Recent advancements in large language models (LLMs) and multi-modal LLMs have been remarkable. However, these models still rely solely on their parametric knowledge, which limits their ability to generate up-to-date information and increases the risk of producing erroneous content. Retrieval-Augmented Generation (RAG) partially mitigates these challenges by incorporating external data sources, yet the reliance on databases and retrieval systems can introduce irrelevant or inaccurate documents, ultimately undermining both performance and reasoning quality. In this paper, we propose Multi-Modal Knowledge-Based Retrieval-Augmented Generation (MMKB-RAG), a novel multi-modal RAG framework that leverages the inherent knowledge boundaries of models to dynamically generate semantic tags for the retrieval process. This strategy enables the joint filtering of retrieved documents, retaining only the most relevant and accurate references. Extensive experiments on knowledge-based visual question-answering tasks demonstrate the efficacy of our approach: on the E-VQA dataset, our method improves performance by +4.2% on the Single-Hop subset and +0.4% on the full dataset, while on the InfoSeek dataset, it achieves gains of +7.8% on the Unseen-Q subset, +8.2% on the Unseen-E subset, and +8.1% on the full dataset. These results highlight significant enhancements in both accuracy and robustness over the current state-of-the-art MLLM and RAG frameworks.

Paper Structure

This paper contains 15 sections, 9 equations, 5 figures, 6 tables, 3 algorithms.

Figures (5)

  • Figure 1: Examples illustrate that RAG may retrieve irrelevant and redundant documents, resulting in incorrect outcomes. Our approach leverages the MLLM's knowledge boundaries to filter references, retaining essential evidence for accurate answers.
  • Figure 2: MMKB-RAG Pipeline. Given an input query, MMKB-RAG initially assesses retrieval necessity. For retrieval-dependent queries, we employ a two-stage filtering process (Steps 2 and 3) to ensure only high-quality reference documents are preserved. This curated context is then provided to the MLLM to generate comprehensive and accurate responses.
  • Figure 3: Training strategy for token systems.
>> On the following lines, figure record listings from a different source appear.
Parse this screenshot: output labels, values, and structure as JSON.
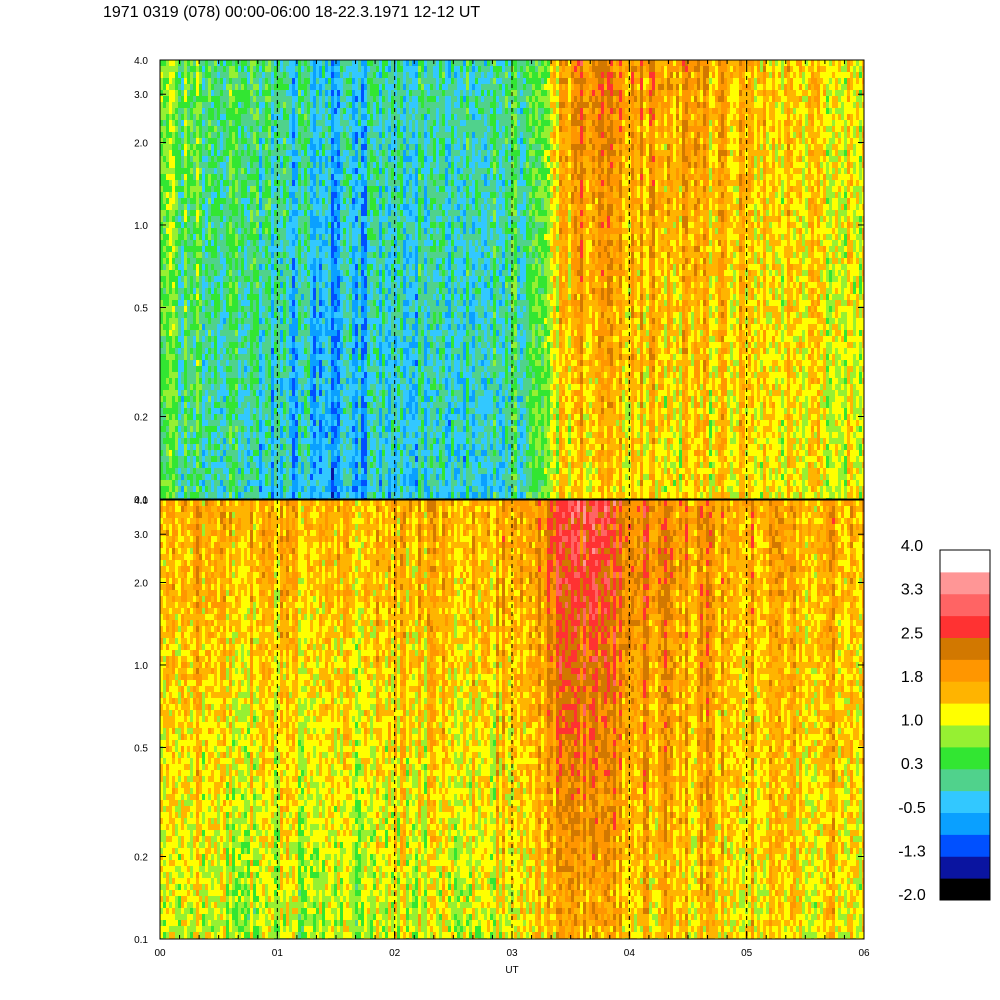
{
  "chart_data": {
    "type": "heatmap",
    "title": "1971 0319 (078) 00:00-06:00 18-22.3.1971  12-12 UT",
    "xlabel": "UT",
    "x_ticks": [
      "00",
      "01",
      "02",
      "03",
      "04",
      "05",
      "06"
    ],
    "xlim": [
      0,
      6
    ],
    "y_scale": "log",
    "ylim": [
      0.1,
      4.0
    ],
    "y_ticks": [
      "0.1",
      "0.2",
      "0.5",
      "1.0",
      "2.0",
      "3.0",
      "4.0"
    ],
    "grid": "vertical dashed lines at each hour",
    "panels": [
      {
        "name": "upper",
        "level_profile": {
          "hours": [
            0,
            0.5,
            1.0,
            1.5,
            2.0,
            2.5,
            3.0,
            3.2,
            3.4,
            3.6,
            4.0,
            4.5,
            5.0,
            5.5,
            6.0
          ],
          "low_freq_levels": [
            0.2,
            0.1,
            -0.4,
            -0.6,
            -0.3,
            -0.2,
            -0.1,
            0.5,
            1.2,
            1.4,
            1.4,
            1.2,
            1.3,
            1.2,
            1.1
          ],
          "high_freq_levels": [
            0.6,
            0.4,
            0.0,
            -0.3,
            -0.1,
            0.0,
            0.2,
            0.4,
            1.6,
            2.3,
            2.0,
            1.8,
            1.6,
            1.4,
            1.3
          ]
        }
      },
      {
        "name": "lower",
        "level_profile": {
          "hours": [
            0,
            0.5,
            1.0,
            1.5,
            2.0,
            2.5,
            3.0,
            3.2,
            3.4,
            3.6,
            4.0,
            4.5,
            5.0,
            5.5,
            6.0
          ],
          "low_freq_levels": [
            1.1,
            1.0,
            0.9,
            0.8,
            1.0,
            1.0,
            1.2,
            1.4,
            1.5,
            1.6,
            1.5,
            1.5,
            1.4,
            1.4,
            1.3
          ],
          "high_freq_levels": [
            1.7,
            1.8,
            1.7,
            1.5,
            1.7,
            1.7,
            1.8,
            1.9,
            2.6,
            2.8,
            2.4,
            2.0,
            1.9,
            1.8,
            1.8
          ]
        }
      }
    ],
    "colorbar": {
      "tick_labels": [
        "4.0",
        "3.3",
        "2.5",
        "1.8",
        "1.0",
        "0.3",
        "-0.5",
        "-1.3",
        "-2.0"
      ],
      "range": [
        -2.0,
        4.0
      ],
      "colors": [
        "#000000",
        "#0a14a0",
        "#0050ff",
        "#0aa0ff",
        "#32c8ff",
        "#50d28c",
        "#32e632",
        "#96f032",
        "#ffff00",
        "#ffb400",
        "#ff9600",
        "#d27800",
        "#ff3232",
        "#ff6464",
        "#ff9696",
        "#ffffff"
      ]
    }
  }
}
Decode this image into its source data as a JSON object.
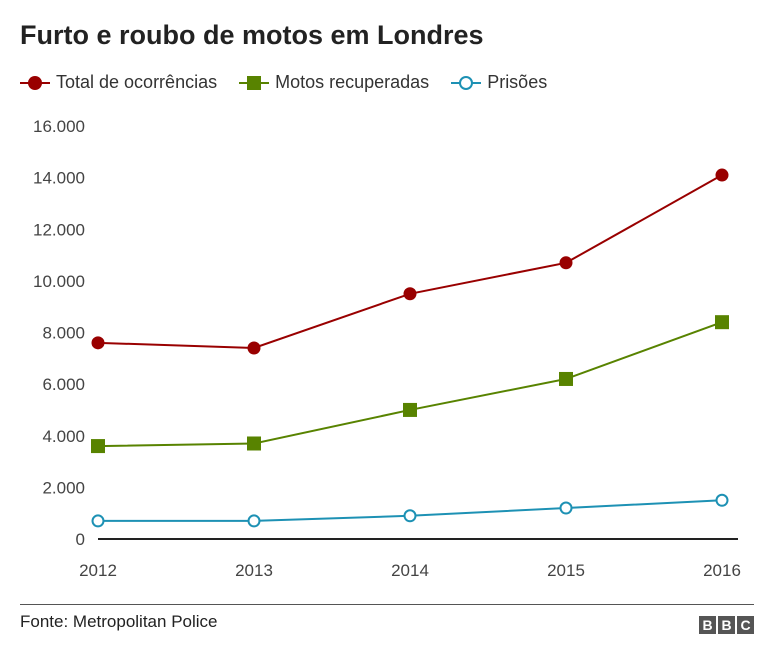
{
  "chart_data": {
    "type": "line",
    "title": "Furto e roubo de motos em Londres",
    "categories": [
      "2012",
      "2013",
      "2014",
      "2015",
      "2016"
    ],
    "ylim": [
      0,
      16000
    ],
    "yticks": [
      "0",
      "2.000",
      "4.000",
      "6.000",
      "8.000",
      "10.000",
      "12.000",
      "14.000",
      "16.000"
    ],
    "ytick_values": [
      0,
      2000,
      4000,
      6000,
      8000,
      10000,
      12000,
      14000,
      16000
    ],
    "grid": false,
    "legend": "top-left",
    "series": [
      {
        "name": "Total de ocorrências",
        "values": [
          7600,
          7400,
          9500,
          10700,
          14100
        ],
        "color": "#990000",
        "marker": "circle"
      },
      {
        "name": "Motos recuperadas",
        "values": [
          3600,
          3700,
          5000,
          6200,
          8400
        ],
        "color": "#588300",
        "marker": "square"
      },
      {
        "name": "Prisões",
        "values": [
          700,
          700,
          900,
          1200,
          1500
        ],
        "color": "#1d91b4",
        "marker": "open-circle"
      }
    ]
  },
  "source": "Fonte: Metropolitan Police",
  "logo": [
    "B",
    "B",
    "C"
  ]
}
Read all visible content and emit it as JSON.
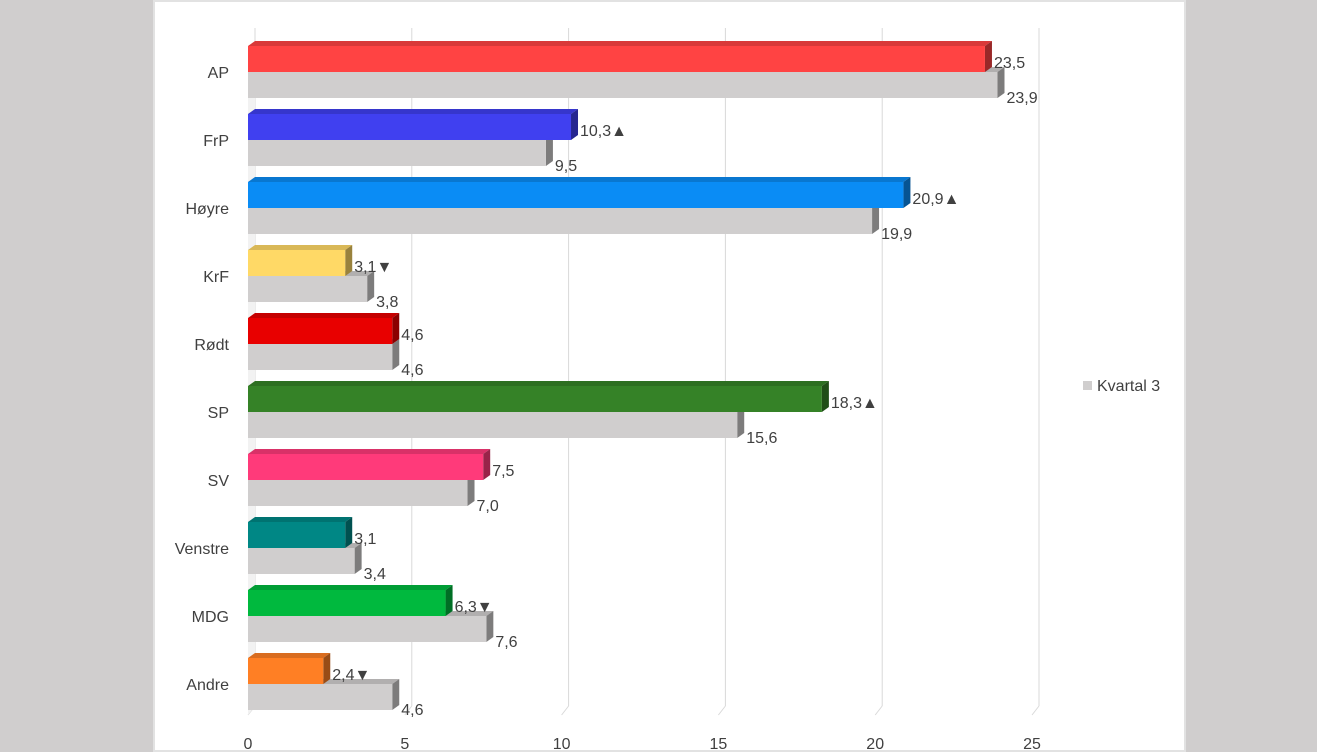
{
  "chart_data": {
    "type": "bar",
    "orientation": "horizontal",
    "categories": [
      "AP",
      "FrP",
      "Høyre",
      "KrF",
      "Rødt",
      "SP",
      "SV",
      "Venstre",
      "MDG",
      "Andre"
    ],
    "series": [
      {
        "name": "",
        "values": [
          23.5,
          10.3,
          20.9,
          3.1,
          4.6,
          18.3,
          7.5,
          3.1,
          6.3,
          2.4
        ],
        "labels": [
          "23,5",
          "10,3▲",
          "20,9▲",
          "3,1▼",
          "4,6",
          "18,3▲",
          "7,5",
          "3,1",
          "6,3▼",
          "2,4▼"
        ],
        "colors": [
          "#ff4343",
          "#4040f0",
          "#0a8cf5",
          "#ffd966",
          "#e80000",
          "#358227",
          "#ff3a7a",
          "#008785",
          "#00b93e",
          "#ff7f24"
        ]
      },
      {
        "name": "Kvartal 3",
        "values": [
          23.9,
          9.5,
          19.9,
          3.8,
          4.6,
          15.6,
          7.0,
          3.4,
          7.6,
          4.6
        ],
        "labels": [
          "23,9",
          "9,5",
          "19,9",
          "3,8",
          "4,6",
          "15,6",
          "7,0",
          "3,4",
          "7,6",
          "4,6"
        ],
        "color": "#d0cece"
      }
    ],
    "xlim": [
      0,
      25
    ],
    "xticks": [
      "0",
      "5",
      "10",
      "15",
      "20",
      "25"
    ],
    "legend": {
      "position": "right",
      "entries": [
        "Kvartal 3"
      ]
    },
    "grid": true
  }
}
RET determine whether to invoke the retrieval mechanism based on the model's response accuracy; SRT assess reference text quality by evaluating the model's performance when utilizing these documents as context; and CST uniformly evaluate all retrieved documents to deliver consistent reference documents.
  • Figure 4: Sample qualitative results between MMKB-RAG and w/o MMKB-RAG.
  • Figure 5: Illustration of our Token System, showcasing the effects of RET, SRT, and CST. Dashed lines indicate the operational positions of different tokens, with red text highlighting erroneous information and green text denoting correct information.